Arkadaşım Sevcan Adıgüzel 27 yaşında Hakkında 19 YIL HAPİS kararı verldi. Sevcan, Bolu T Tipi Hapishanesi’nde tutuluyor.
Arkadaşlarım hakkında verilen hapis kararlarının gerekçeleri benimkilerle benzer. Tutsak öğrencilerin serbest bırakılması için, uyuşturucu çeteleri tarafından Gülsuyu’nda katledilen Hasan Ferit Gedik için, Okmeydanı’nda polis tarafından 14 yaşında katledilen Berkin Elvan için, parasız-bilimsel-demokratik eğitim için vb. demokratik taleplerle yapılan eylemlere katıldılar.Adalet istemek suç sayıldığı için bu durumda ülkemizdeki pek çok insan gibi ben de onların suç ortağıyım.
Sol sosyalist, demokrat düşüncelere sahip oldukları için ülkemiz hapishanelerinde tutulan 10 binlerce tutsak var.

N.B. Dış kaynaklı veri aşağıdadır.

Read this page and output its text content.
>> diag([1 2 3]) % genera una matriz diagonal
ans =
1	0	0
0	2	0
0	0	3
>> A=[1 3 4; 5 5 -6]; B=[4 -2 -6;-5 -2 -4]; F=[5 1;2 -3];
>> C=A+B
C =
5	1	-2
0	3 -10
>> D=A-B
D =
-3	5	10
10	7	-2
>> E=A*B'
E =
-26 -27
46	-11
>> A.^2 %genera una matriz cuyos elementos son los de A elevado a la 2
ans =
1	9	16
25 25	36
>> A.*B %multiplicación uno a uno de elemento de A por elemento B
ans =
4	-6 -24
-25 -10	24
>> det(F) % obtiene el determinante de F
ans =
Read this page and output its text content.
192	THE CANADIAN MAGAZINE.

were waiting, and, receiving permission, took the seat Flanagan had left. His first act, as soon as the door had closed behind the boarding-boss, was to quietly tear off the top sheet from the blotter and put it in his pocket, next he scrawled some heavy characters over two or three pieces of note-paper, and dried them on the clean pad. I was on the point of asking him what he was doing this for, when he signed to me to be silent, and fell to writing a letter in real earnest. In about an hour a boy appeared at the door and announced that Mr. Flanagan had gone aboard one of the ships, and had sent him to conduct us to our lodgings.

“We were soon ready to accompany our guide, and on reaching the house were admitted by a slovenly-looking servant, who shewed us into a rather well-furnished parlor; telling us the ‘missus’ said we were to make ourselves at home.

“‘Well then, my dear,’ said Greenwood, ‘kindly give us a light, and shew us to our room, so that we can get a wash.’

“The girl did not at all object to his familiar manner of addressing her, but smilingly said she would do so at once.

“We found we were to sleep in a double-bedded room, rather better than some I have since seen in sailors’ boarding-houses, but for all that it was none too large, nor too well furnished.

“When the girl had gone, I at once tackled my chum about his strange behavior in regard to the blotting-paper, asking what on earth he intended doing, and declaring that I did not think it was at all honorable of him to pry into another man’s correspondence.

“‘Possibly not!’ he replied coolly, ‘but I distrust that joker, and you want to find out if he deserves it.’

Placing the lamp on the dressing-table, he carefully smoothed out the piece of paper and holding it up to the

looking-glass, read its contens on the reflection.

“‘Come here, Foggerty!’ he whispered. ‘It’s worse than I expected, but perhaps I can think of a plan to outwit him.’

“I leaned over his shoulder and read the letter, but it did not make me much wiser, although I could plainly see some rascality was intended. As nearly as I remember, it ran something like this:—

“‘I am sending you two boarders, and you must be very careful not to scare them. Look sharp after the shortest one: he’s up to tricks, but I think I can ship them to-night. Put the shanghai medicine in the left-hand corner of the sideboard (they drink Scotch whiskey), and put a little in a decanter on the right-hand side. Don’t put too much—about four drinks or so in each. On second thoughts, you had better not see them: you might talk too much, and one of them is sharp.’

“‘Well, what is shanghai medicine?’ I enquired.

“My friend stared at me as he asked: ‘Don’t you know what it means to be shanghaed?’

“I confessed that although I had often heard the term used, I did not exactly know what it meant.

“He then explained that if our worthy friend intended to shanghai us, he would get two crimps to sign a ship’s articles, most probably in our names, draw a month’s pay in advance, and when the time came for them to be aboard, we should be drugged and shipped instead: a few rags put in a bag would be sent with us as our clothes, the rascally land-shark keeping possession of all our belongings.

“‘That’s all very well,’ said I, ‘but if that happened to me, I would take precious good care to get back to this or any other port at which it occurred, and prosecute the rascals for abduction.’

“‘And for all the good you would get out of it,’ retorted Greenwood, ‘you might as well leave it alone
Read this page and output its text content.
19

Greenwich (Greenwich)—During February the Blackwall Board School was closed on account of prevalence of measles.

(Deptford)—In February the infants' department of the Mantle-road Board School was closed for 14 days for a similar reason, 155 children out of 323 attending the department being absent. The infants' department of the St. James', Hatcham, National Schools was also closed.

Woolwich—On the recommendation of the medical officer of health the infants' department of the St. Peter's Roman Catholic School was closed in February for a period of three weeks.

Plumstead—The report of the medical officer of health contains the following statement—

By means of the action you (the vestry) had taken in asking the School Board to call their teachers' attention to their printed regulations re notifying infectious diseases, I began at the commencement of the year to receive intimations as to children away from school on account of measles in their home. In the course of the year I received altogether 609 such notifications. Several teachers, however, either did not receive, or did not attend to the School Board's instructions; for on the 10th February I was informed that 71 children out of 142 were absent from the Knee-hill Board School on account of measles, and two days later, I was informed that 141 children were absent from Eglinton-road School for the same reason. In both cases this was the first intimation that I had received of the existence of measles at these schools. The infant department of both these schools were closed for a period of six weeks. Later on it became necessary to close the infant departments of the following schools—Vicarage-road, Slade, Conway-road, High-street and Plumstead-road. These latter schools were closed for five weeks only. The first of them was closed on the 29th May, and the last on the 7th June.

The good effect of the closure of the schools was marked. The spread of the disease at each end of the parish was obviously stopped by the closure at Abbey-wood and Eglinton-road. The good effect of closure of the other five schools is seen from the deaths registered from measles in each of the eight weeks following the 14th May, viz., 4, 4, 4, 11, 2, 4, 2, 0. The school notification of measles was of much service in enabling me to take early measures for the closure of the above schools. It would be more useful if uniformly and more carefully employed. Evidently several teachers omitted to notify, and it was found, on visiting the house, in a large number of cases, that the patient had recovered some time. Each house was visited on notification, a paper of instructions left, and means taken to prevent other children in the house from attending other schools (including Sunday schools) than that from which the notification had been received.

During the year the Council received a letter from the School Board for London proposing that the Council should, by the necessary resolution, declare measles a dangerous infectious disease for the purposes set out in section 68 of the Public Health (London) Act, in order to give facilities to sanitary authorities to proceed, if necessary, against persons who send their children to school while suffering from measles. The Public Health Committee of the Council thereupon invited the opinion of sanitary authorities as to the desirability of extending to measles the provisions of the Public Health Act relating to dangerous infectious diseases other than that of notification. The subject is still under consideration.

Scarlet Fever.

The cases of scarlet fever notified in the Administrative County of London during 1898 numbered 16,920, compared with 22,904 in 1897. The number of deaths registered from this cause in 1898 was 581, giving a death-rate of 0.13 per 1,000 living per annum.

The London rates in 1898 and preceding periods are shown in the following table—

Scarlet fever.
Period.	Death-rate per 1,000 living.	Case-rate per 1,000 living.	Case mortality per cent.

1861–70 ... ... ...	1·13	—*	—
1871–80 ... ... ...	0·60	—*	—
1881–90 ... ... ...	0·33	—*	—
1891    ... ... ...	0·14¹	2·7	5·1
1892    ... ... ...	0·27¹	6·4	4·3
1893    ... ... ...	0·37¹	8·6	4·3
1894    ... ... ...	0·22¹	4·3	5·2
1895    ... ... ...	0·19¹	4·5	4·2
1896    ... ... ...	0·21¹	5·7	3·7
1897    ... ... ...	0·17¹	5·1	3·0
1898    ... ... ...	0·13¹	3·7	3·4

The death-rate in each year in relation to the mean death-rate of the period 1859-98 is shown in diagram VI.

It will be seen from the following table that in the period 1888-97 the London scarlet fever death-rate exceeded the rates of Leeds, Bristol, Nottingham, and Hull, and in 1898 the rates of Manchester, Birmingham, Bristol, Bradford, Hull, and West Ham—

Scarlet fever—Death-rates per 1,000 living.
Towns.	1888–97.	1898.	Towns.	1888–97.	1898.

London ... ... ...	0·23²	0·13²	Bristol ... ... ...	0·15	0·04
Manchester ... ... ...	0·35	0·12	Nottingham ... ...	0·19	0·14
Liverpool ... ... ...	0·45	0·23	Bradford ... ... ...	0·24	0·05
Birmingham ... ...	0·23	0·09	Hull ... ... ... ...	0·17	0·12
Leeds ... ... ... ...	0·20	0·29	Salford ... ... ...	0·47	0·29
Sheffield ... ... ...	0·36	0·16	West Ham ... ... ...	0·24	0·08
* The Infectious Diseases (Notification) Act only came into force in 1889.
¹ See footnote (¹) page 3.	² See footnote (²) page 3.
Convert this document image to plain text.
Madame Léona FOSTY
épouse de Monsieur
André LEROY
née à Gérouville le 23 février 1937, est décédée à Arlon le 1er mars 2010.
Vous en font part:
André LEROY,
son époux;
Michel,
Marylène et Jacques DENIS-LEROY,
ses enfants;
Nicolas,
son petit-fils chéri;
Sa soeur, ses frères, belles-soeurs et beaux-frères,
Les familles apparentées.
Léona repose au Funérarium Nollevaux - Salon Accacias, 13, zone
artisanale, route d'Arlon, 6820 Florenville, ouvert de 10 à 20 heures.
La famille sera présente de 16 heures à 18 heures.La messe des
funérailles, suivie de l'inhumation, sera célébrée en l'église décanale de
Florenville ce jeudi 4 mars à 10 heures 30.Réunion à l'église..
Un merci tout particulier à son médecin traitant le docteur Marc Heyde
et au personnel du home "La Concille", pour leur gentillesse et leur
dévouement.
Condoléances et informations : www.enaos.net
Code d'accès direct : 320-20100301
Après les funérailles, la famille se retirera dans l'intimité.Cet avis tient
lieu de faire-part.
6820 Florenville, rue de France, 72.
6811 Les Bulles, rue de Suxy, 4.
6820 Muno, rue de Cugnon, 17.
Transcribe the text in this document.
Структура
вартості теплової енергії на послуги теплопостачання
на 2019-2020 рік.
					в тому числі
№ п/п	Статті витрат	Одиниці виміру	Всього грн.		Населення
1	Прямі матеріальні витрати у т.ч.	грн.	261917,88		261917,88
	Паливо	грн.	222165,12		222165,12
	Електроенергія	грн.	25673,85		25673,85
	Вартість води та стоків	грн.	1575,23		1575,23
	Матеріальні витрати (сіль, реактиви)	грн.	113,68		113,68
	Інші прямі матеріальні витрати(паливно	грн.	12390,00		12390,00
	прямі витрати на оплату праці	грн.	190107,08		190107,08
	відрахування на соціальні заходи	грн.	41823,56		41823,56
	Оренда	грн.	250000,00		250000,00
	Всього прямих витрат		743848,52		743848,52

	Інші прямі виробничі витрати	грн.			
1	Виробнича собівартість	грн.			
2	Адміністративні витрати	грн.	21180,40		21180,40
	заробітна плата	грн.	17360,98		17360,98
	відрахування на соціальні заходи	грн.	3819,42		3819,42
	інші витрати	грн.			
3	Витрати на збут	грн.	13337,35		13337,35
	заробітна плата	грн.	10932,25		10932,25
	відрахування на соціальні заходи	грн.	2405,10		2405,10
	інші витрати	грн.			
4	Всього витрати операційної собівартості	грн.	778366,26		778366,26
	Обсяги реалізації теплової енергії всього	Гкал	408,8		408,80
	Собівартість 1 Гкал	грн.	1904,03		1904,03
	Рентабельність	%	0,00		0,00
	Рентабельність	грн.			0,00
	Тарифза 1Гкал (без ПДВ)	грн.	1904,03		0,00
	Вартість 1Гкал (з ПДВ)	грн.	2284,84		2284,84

“Gece yatağa aç giripte sabah kılıcına davaranmayanın aklına şaşarım ben” demiş Ebu Zer. Halkımız için”ekmek yiyorlarsa aç değiller” diyenlere, yoksulluğu bitirdik yalanını söyleyenlere, Soma maden ocağında 301 madenciyi katledenlere verilen cezaları bozduranlara, “ölmek istemiyorum” diyen kadınların sesine kulak tıkıp katline sebep olanlara, çocukları bir tas çorba içebilsin diye Döndü Kezdere’yi böbreğini satmaya muhtaç edenlere, borç nedeniyle, geçim derdiyle bir ayda yüzlerce insanımızı intihara sürükleyenlere, bu salgın dönemimde halktan önce kendi canının derdine düşüp milyonlarca doz aşıyı çalanlara, Boğaziçi Üniversitesi’ni kelepçeleyip öğrencileri dövüp taciz edip tutuklanyanlara, zamlara, zulümlere, işkencelere, katliamlara, topraklarımızı satanlara, doğal güzelliklerimizi rant uğruna talan edenlere, topyekün adaletsizliklere karşı tek yumruk tek yürek direnmeliyiz.Çünkü halkımızı vatanımızı herşeyden fazla seviyoruz. İşledikleri bunca suç cezasız kalsın diye adalet isteyenleri zulmettikleri, katlettikleri, hapishanelerden çıkarmadıkları bir ülkede yaşıyoruz.
Halkımız için vatanımız için özgürlük istiyoruz.
Adalet istiyoruz.Hapishanelerde olması gereken biz değiliz, onlar. O suçluların hakettikleri cezaları bulmasını istiyoruz. Şili’li Halk şairi Pablo Neruda’nın dizeleriyle “Bir Ceza İstiyoruz”:
“Vatan kan sıçratanlara
Ateş emri veren cellatlara
Bu suçla iktidara gelen haine
Bir ceza istiyorum
Halkımıza kan kusturanlara
Bu suçları savunanlara
Kanımızla elini yıkayanlara
Bir ceza istiyorum
Onları evlerinde rahat uyurken değil
Onları burada, bu meydanda
Suçlu ve hüküm giymiş olarak
Görmek istiyorum
Bir ceza istiyorum…”
Bir umudumuız halkımızdadır. Sesimizi duyacak, hapishanelerde büyütülen evlatlarına yüreğini ve kucağını açacak olan halkımızdır.
Sizde sesimiz olun, adalet isteyenlerin sesi olun ve halkımıza duyurun ve bu adaletsizlikleri. Herkesle paylaşın adalet talebimizi. Unutmak ve unutturmamak için adaletsizlikleri teşhir etmeliyiz. Gençlerimizin hapishanelerde büyümesine insanlarımızın hapishanelerde ölmesine daha fazla izin vermemek için özgürlük ve adalet için birlikte direnelim ve kazanalım adaleti biz sağlayacağız çünkü biz halkız ve halkıyız
Mektubuma burada son verirken hepinize yürek dolusu selamlarımı gönderiyorum.Özgür ve adaletli günlerde buluşmak üzere, umutla ve dirençle kalın.